In terms of other types of costs, food is another category to look at. David Blanchett found in his research on retirement spending that that's one area where we tend to see retirees find cost savings. Maybe they don't have lunch out as much or they have more time to prepare food at home or shop for food, shop for values in food, whatever it might be. We tend to see like a 5% or 6% reduction in terms of the outlay for food costs.

Then in terms of all of the other leisure expenses, I think, it's up to each retiree, pre-retiree to take a step back and think about what their plans are and how costly those plans are, whether it's travel or golfing every other day or whatever it might be to take stock of what those hobbies and what those great leisure activities could actually cost and what effect they might have on the budget.

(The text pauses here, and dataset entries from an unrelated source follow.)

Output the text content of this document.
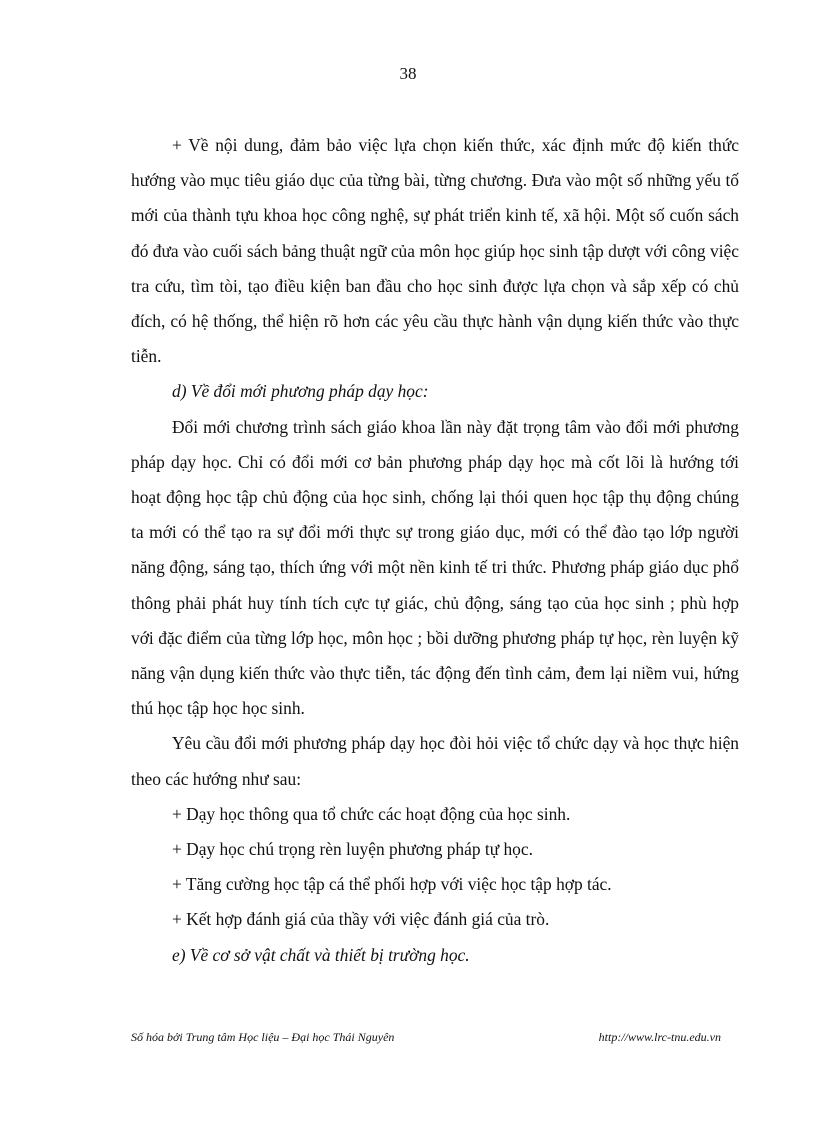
38

+ Về nội dung, đảm bảo việc lựa chọn kiến thức, xác định mức độ kiến thức hướng vào mục tiêu giáo dục của từng bài, từng chương. Đưa vào một số những yếu tố mới của thành tựu khoa học công nghệ, sự phát triển kinh tế, xã hội. Một số cuốn sách đó đưa vào cuối sách bảng thuật ngữ của môn học giúp học sinh tập dượt với công việc tra cứu, tìm tòi, tạo điều kiện ban đầu cho học sinh được lựa chọn và sắp xếp có chủ đích, có hệ thống, thể hiện rõ hơn các yêu cầu thực hành vận dụng kiến thức vào thực tiễn.

d) Về đổi mới phương pháp dạy học:

Đổi mới chương trình sách giáo khoa lần này đặt trọng tâm vào đổi mới phương pháp dạy học. Chỉ có đổi mới cơ bản phương pháp dạy học mà cốt lõi là hướng tới hoạt động học tập chủ động của học sinh, chống lại thói quen học tập thụ động chúng ta mới có thể tạo ra sự đổi mới thực sự trong giáo dục, mới có thể đào tạo lớp người năng động, sáng tạo, thích ứng với một nền kinh tế tri thức. Phương pháp giáo dục phổ thông phải phát huy tính tích cực tự giác, chủ động, sáng tạo của học sinh ; phù hợp với đặc điểm của từng lớp học, môn học ; bồi dưỡng phương pháp tự học, rèn luyện kỹ năng vận dụng kiến thức vào thực tiễn, tác động đến tình cảm, đem lại niềm vui, hứng thú học tập học học sinh.

Yêu cầu đổi mới phương pháp dạy học đòi hỏi việc tổ chức dạy và học thực hiện theo các hướng như sau:

+ Dạy học thông qua tổ chức các hoạt động của học sinh.

+ Dạy học chú trọng rèn luyện phương pháp tự học.

+ Tăng cường học tập cá thể phối hợp với việc học tập hợp tác.

+ Kết hợp đánh giá của thầy với việc đánh giá của trò.

e) Về cơ sở vật chất và thiết bị trường học.

Số hóa bởi Trung tâm Học liệu – Đại học Thái Nguyên	http://www.lrc-tnu.edu.vn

Glaser: Finally, I have to ask about the elephant in the room, which is healthcare. Those costs are somewhat unknowable. How do you factor that in?

Benz: They are unknowable. But I do think that Fidelity's annual research where they look at the expected outlay for healthcare costs for a 65-year-old couple is a good starting point or at least food for thought when thinking about how much to set aside for healthcare expenses.

The most recently released number was $280,000 for a married couple 65 years old throughout their retirement years. That encompasses supplemental insurance policies. Medicare doesn't pay everything. It encompasses prescription drug costs. It encompasses co-pays. Dental is another big surprise cost for many retiree households if they have been covered by insurance in the past. Typically, if you add dental insurance to your supplemental policy coverage, you are going to pay for that coverage. $280,000 was the most recent estimate and it does not include long-term care costs. If you have unfunded long-term care costs, you would obviously want to set those aside as well, and that's another huge consideration. But that's certainly one of the numbers that when we look at retiree budgets, we tend to see expenses go up there.

Glaser: Christine, thank you.

Benz: Jeremy, thank you.

Glaser: For Morningstar, I'm Jeremy Glaser. Thanks for watching.